Too much uncertainty and a lack of details led Mahoning County commissioners to reject James A. Traficant Jr.’s plea to immediately endorse his proposed Indian gambling casino in North Jackson.
“We should proceed with a little more caution,” said Commissioner Anthony Traficanti, who used to work for Traficant when the latter was a congressman. “The devil is in the details. We should learn a little more.”
Traficant, who is running as an independent candidate in the 17th Congressional District, spoke Thursday to the commissioners about a proposed Indian gambling casino, hotel, convention center, bank and possibly an indoor amusement park in North Jackson on the corner of Bailey Road and Mahoning Avenue.
Indian gambling casinos aren’t permitted in the Mahoning Valley under state or federal law.
During the 40 minutes that Traficant spoke to and took questions from the commissioners, he never explained his urgency in having en endorsement resolution OK’d Thursday.
It’s been about eight months since Traficant last raised the issue of the proposed Indian casino.
“I need you; I need you to step forward,” he urged the commissioners.
Traficant said he acted as an “agent” for the Itana [Indigenous Tribal Affiliates of Native America] Indian Nation in Provo, Utah, and Munsee Delaware Indian Nation USA in Cambridge, Ohio, which recently bought 20-plus acres of land in North Jackson for $1.
Traficant not only wanted the commissioners to approve a resolution of support Thursday, he also urged them to vote in favor of sending a recommendation to Gov. Ted Strickland asking him to back the proposal.

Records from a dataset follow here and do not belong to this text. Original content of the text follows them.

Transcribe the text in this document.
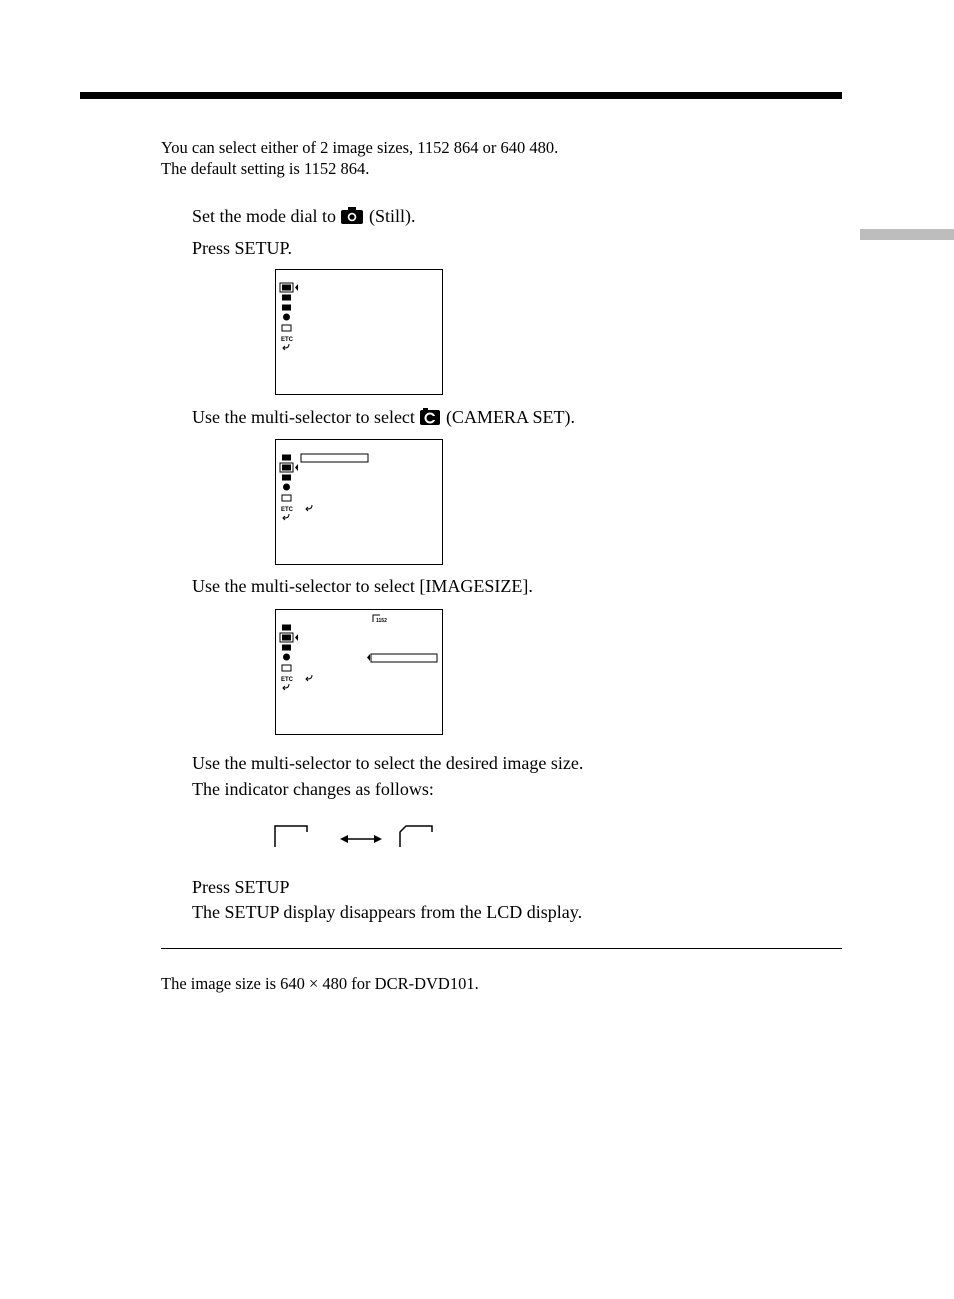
You can select either of 2 image sizes, 1152 864 or 640 480.
The default setting is 1152 864.
Set the mode dial to (Still).
Press SETUP.
ETC
Use the multi-selector to select (CAMERA SET).
ETC
Use the multi-selector to select [IMAGESIZE].
1152
ETC
Use the multi-selector to select the desired image size.
The indicator changes as follows:
Press SETUP
The SETUP display disappears from the LCD display.
The image size is 640 × 480 for DCR-DVD101.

Even though Commissioner David Ludt, a friend of Traficant’s, and Traficanti, a friend and former longtime Traficant employee, are on the board of commissioners, the commissioners refused to vote on either proposal Thursday.
“We’re going to hold off a while and get more information,” Ludt said.
Traficant didn’t bother to stick around to hear the commissioners’ decision to not support his resolutions.
Commissioner John A. McNally said he learned a lot from Traficant’s presentation, but he still needs more information before he could consider resolutions.
One main issue, McNally said, was there aren’t any federally-recognized tribes in Ohio that can apply for a federal gaming license.
Also, he said, voters passed a state constitutional amendment last year that permits casino gambling in specific locations in Columbus, Cincinnati, Cleveland and Toledo and nowhere else.
Traficant claims an 1813 treaty between the Munsee tribe and the United States gives that nation “standing” in Ohio.
According to websites about the Munsee Delaware Indians, the tribe has lived in many states over its history, including Ohio.
Also, Jackson Township trustees expressed concern about the proposal at the commissioners’ meeting.
Chuck Booth, the trustees chairman, said he wants to “see a lot more than talk. I’d like to see plans.”
Traficant will discuss the proposal further at Jackson’s trustees meeting at 7:30 p.m. Tuesday at the township hall, 10613 Mahoning Ave.
The commissioners will attend the trustees’ meeting.
Despite the obstacles, Traficant said, “This will happen. These naysayers are insignificant.”